In their paper “Handling missing data in large healthcare dataset: a case study of unknown trauma outcomes” which is published in journal Computers in Biology and Medicine, they also demonstrate that unknown trauma outcomes are not missed “completely at random” and show that it is impossible to exclude these cases from analysis despite the large amount of data available.

Handling of missing data is one of the main tasks in data pre-processing, especially in large public service datasets. In healthcare, the problems with data are not due to their size, but their quality. As human inspection at this scale is impossible, there is a desperate need for intelligent tools for accuracy and believability control.

One of the reasons for data incompleteness is fragmentation, which is unavoidable due to the diverse structure of the health service.
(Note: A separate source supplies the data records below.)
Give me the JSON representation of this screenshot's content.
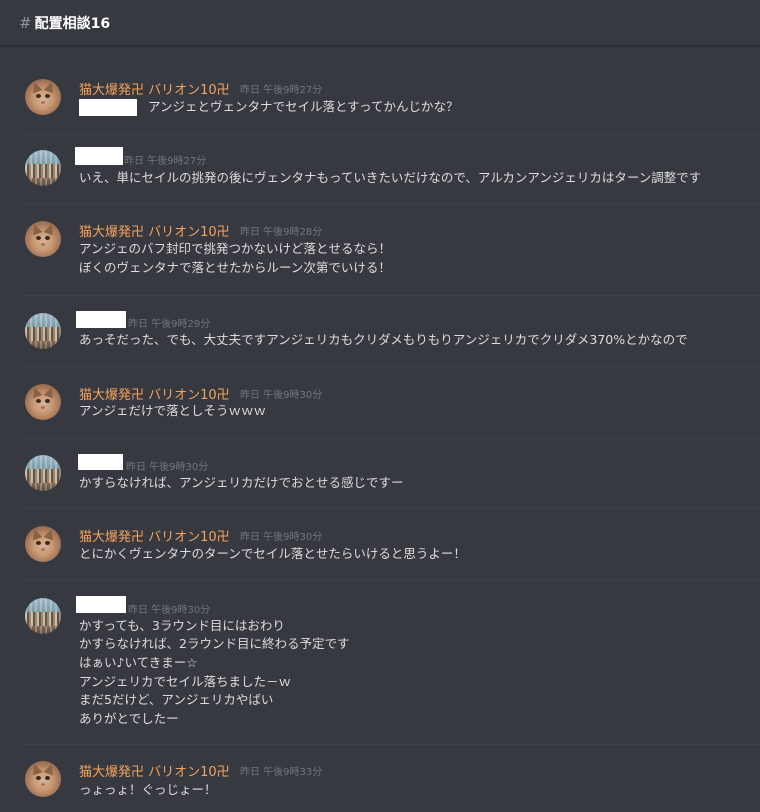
{
  "header": {
    "hash_symbol": "#",
    "channel_name": "配置相談16"
  },
  "messages": [
    {
      "author": "猫大爆発卍 バリオン10卍",
      "author_redacted": false,
      "timestamp": "昨日 午後9時27分",
      "lines": [
        "アンジェとヴェンタナでセイル落とすってかんじかな？"
      ],
      "inline_mention_redacted": true,
      "avatar": "cat-avatar"
    },
    {
      "author": "",
      "author_redacted": true,
      "timestamp": "昨日 午後9時27分",
      "lines": [
        "いえ、単にセイルの挑発の後にヴェンタナもっていきたいだけなので、アルカンアンジェリカはターン調整です"
      ],
      "avatar": "crowd-avatar"
    },
    {
      "author": "猫大爆発卍 バリオン10卍",
      "author_redacted": false,
      "timestamp": "昨日 午後9時28分",
      "lines": [
        "アンジェのバフ封印で挑発つかないけど落とせるなら！",
        "ぼくのヴェンタナで落とせたからルーン次第でいける！"
      ],
      "avatar": "cat-avatar"
    },
    {
      "author": "",
      "author_redacted": true,
      "timestamp": "昨日 午後9時29分",
      "lines": [
        "あっそだった、でも、大丈夫ですアンジェリカもクリダメもりもりアンジェリカでクリダメ370%とかなので"
      ],
      "avatar": "crowd-avatar"
    },
    {
      "author": "猫大爆発卍 バリオン10卍",
      "author_redacted": false,
      "timestamp": "昨日 午後9時30分",
      "lines": [
        "アンジェだけで落としそうｗｗｗ"
      ],
      "avatar": "cat-avatar"
    },
    {
      "author": "",
      "author_redacted": true,
      "timestamp": "昨日 午後9時30分",
      "lines": [
        "かすらなければ、アンジェリカだけでおとせる感じですー"
      ],
      "avatar": "crowd-avatar"
    },
    {
      "author": "猫大爆発卍 バリオン10卍",
      "author_redacted": false,
      "timestamp": "昨日 午後9時30分",
      "lines": [
        "とにかくヴェンタナのターンでセイル落とせたらいけると思うよー！"
      ],
      "avatar": "cat-avatar"
    },
    {
      "author": "",
      "author_redacted": true,
      "timestamp": "昨日 午後9時30分",
      "lines": [
        "かすっても、3ラウンド目にはおわり",
        "かすらなければ、2ラウンド目に終わる予定です",
        "はぁい♪いてきまー☆",
        "アンジェリカでセイル落ちました－ｗ",
        "まだ5だけど、アンジェリカやばい",
        "ありがとでしたー"
      ],
      "avatar": "crowd-avatar"
    },
    {
      "author": "猫大爆発卍 バリオン10卍",
      "author_redacted": false,
      "timestamp": "昨日 午後9時33分",
      "lines": [
        "っょっょ！ぐっじょー！"
      ],
      "avatar": "cat-avatar"
    }
  ],
  "colors": {
    "background": "#36393f",
    "username": "#f7a25b",
    "message_text": "#dcddde",
    "timestamp": "#72767d",
    "header_text": "#ffffff"
  }
}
Although the problem of handling missed values in large healthcare datasets is not yet completely solved, the approach developed by the team of Leicester academics can be applied to various healthcare datasets which have the problem of lost patients, inter-hospital transfer, and missing outcomes.

To read the paper, visit http://www.math.le.ac.uk/people/ag153/homepage/MirkesCoatsLevesleygorban2016.pdf.

ENDS

Note to Editors

  • For further information and interviews, contact Dr Evgeny Mirkes on +44(0)116 252 5756 or email em322@le.ac.uk.
  • Evgeny Mirkes (Ph.D., Sc.D.) is a Research Fellow at the University of Leicester. He worked for Russian Academy of Sciences, Siberian Branch, and Siberian Federal University (Krasnoyarsk, Russia). His main research interests are biomathematics, data mining and software engineering, neural network and artificial intelligence. He led and supervised many medium-sized projects in data analysis and development of decision-support systems for computational diagnosis and treatment planning.
  • T.J. Coats (FRCS (Eng), MD, FCEM) is a Professor of Emergency Medicine at the University of Leicester. Chair FAEM Reseach Committee 2000-2009, Chair Trauma Audit and Research Network (TARN), chair NIHR Injuries and Emergencies National Specialist Group. Research interests: Diagnostics and monitoring in Emergency Care, coagulation following injury, Predictive modelling of outcome following injury.
  • J. Levesley (Ph.D. FIMA) is a Professor in the Department of Mathematics at the University of Leicester. His research area is kernel based approximation methods in high dimensions, in Euclidean space and on manifolds. He is interested in developing research at the interface of mathematics and medicine and sees interpretation of medical data sets as a key future challenge for mathematics.
  • A.N. Gorban (Ph.D., Sc.D., Professor) has held a Personal Chair in applied mathematics at the University of Leicester since 2004. He previously worked for the Russian Academy of Sciences, Siberian Branch (Krasnoyarsk, Russia) and ETH Zürich (Switzerland), was a Professor and Research Scholar at Clay Mathematics Institute (Cambridge, MA), IHES (Bures-sur-Yvette, Île-de-France), Courant Institute of Mathematical Sciences (Cambridge, UK). His main research interests are dynamics of systems of physical, chemical and biological kinetics; biomathematics; data mining and model reduction problems.
  • This research was supported by TARN. More than 200 hospitals across Europe send information to TARN including more than 93% of hospitals across England and Wales.